Gözlerimde suskunluğun jilet izleriyle bir isyan türküsü gibi öylece bir boşluğa damlıyorum.
Gece geç saatlere kadar oturup şiirler yazdığım o satırlara gömülmeyi deniyorum.
Örneğin bir kuşun kanatlarında özgürlüğü yaşarken
ansızın bir kör kurşunla özgürlüğü elinden alınmış bir milletin
çaresiz çırpınışlarıyla uçmaya çalışıyorum.
Kulaklarımda aşkların devrimci marşları bayrağı çiçeklerle çevrili bir kalp gibi dalgalanıyor gökyüzünde...
Gece geç saatlere kadar kurduğum hayallere dalmayı deniyorum bu sefer.
Bir ülke kuruyorum kendime.
Ve kendimi yalan bir düzenin ucuz propagandalarında buluyorum.
Ellerimde hayatın çirkin yüzünü gösterin pankartları taşıyorum...
Yüreğim paslı parmakların arasında can çekişen mahkumlar gibi inim inim inliyor...
Gri bulutlara takılıyor gözlerim. O bulutlar bana hüznü çağrıştırıyor.
Nasıl isyan etmem gerektiğini anlatıyor.
Haksızlığa karşı nasıl kan tükürüp elinin tersiyle itmem gerektiğini de…
Mutluluklara güvenim kalmamış.
Her seferinde rüşvet almış bir memur tedirginliğiyle yaklaşıyorum mutluluğa.
Eski ve renkli ama baktıkça siyah beyazlaşan o resimlere bakmaya cesaret edemiyorum.
Baktıkça içimden bir şeylerin koptuğunu hissediyorum.
Sanki çocukluğumun o gölgelerinde eriyorum.
Bir ızdırabın denizlerinde kendimle boğuşuyorum.
Bir şehir arıyorum kendime.
Beni ben gibi kabul eden, beni yalnızlığımla seven bir şehir…

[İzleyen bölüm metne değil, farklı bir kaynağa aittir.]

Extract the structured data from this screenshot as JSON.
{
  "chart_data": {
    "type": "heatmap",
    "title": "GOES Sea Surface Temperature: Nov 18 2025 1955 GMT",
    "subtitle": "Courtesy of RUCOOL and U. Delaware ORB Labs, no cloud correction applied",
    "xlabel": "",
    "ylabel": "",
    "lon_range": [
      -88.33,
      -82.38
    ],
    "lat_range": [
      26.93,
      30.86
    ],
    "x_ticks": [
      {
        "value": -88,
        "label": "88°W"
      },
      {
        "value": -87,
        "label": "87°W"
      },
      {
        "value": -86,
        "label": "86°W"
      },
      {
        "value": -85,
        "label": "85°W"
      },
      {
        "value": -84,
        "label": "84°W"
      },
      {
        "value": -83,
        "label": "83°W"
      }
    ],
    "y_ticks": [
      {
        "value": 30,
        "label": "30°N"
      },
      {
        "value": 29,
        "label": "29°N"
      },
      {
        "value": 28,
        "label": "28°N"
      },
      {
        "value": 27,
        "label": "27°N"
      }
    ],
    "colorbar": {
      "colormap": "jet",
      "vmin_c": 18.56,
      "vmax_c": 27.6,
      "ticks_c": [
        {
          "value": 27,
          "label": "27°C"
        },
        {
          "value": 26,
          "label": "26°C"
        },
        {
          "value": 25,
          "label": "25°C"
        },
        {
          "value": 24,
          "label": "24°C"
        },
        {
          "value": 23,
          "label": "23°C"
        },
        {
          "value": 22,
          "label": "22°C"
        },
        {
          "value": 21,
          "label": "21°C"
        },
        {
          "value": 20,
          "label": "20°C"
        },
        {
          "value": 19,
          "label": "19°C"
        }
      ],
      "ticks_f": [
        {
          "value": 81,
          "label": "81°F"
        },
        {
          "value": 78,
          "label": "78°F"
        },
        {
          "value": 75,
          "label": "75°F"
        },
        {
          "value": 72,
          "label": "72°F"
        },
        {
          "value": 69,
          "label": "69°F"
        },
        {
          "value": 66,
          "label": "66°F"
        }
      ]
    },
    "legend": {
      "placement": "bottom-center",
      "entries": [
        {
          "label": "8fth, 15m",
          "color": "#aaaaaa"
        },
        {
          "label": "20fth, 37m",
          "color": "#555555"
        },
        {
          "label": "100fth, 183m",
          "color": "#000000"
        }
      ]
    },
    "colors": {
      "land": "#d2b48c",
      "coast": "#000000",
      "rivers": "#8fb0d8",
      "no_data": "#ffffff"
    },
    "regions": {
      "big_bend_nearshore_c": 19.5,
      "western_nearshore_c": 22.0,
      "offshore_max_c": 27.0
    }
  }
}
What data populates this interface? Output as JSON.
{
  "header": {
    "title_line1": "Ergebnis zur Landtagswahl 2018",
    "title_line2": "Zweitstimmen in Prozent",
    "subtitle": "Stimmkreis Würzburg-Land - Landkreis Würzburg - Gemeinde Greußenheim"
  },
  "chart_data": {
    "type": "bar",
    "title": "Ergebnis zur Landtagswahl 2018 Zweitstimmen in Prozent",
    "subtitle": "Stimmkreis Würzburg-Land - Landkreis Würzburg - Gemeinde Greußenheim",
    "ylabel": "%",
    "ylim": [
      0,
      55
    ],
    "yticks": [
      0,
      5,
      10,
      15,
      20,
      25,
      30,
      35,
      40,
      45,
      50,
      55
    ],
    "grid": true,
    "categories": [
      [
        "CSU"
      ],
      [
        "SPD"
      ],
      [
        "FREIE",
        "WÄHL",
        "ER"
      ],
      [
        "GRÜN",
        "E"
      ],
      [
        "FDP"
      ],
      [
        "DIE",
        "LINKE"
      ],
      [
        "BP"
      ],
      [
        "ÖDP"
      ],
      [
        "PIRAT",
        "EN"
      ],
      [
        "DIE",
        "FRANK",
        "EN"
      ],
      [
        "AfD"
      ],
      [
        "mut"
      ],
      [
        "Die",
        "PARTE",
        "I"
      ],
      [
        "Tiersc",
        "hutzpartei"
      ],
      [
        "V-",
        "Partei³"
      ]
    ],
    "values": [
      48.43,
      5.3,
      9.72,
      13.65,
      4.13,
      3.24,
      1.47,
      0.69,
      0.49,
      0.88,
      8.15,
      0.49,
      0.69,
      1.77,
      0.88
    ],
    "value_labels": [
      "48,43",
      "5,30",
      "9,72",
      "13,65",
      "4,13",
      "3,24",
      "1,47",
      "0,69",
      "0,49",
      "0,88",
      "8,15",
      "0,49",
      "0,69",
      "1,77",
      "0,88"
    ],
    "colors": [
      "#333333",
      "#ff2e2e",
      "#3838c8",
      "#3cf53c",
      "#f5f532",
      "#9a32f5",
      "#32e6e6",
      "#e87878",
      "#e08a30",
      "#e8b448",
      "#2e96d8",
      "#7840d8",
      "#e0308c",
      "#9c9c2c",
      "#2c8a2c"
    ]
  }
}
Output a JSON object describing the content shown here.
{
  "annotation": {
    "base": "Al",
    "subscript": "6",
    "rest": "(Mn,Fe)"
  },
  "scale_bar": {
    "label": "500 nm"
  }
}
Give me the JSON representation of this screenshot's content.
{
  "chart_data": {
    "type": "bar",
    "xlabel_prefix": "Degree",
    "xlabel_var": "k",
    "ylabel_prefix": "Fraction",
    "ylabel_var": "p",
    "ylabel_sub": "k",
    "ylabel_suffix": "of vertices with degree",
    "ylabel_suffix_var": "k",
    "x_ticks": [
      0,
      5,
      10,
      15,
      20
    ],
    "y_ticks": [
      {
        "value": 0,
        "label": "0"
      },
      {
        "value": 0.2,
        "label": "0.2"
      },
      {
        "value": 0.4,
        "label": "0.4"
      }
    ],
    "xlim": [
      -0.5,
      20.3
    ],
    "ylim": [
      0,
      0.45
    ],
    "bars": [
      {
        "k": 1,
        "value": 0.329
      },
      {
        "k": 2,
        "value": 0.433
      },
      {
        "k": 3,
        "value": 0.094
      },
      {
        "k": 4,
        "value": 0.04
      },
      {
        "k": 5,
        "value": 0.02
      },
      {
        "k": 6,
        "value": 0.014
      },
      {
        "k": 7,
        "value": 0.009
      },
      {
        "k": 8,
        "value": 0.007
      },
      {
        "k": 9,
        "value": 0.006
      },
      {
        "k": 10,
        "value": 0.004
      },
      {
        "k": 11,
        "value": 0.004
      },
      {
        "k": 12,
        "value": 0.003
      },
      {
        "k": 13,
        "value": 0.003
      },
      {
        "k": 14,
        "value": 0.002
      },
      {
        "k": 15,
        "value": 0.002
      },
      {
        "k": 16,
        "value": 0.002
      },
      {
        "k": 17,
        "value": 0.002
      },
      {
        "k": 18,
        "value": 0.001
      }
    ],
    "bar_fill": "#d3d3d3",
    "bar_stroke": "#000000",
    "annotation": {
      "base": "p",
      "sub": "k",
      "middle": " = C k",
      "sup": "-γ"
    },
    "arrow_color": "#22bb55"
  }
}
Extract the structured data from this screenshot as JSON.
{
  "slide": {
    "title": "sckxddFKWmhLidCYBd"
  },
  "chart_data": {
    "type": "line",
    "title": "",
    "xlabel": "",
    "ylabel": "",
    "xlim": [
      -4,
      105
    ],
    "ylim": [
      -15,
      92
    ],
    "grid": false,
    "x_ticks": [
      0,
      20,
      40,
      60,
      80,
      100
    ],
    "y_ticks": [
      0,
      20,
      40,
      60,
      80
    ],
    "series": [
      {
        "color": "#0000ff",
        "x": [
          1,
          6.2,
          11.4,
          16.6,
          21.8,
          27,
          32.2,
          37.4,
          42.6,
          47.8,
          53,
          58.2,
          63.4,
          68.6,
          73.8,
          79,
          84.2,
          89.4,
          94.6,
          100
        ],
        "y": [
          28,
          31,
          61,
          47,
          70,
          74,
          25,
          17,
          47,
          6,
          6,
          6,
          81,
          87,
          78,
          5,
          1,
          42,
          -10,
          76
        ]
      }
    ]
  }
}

Hani bıkarsın ya yaşamaktan aniden bir tren istasyonunda bulursun kendini.
Elinde üç beş hatıralık siyah beyaz bir fotoğrafla ve bir çanta vardır.
Yüreğinde yağmur yüklü bulutların acı burukluğu vardır.
Gözlerinde ise gideceğin o şehrin hayalleri….
Gideceksin; ama son bir kez düşüneceksin.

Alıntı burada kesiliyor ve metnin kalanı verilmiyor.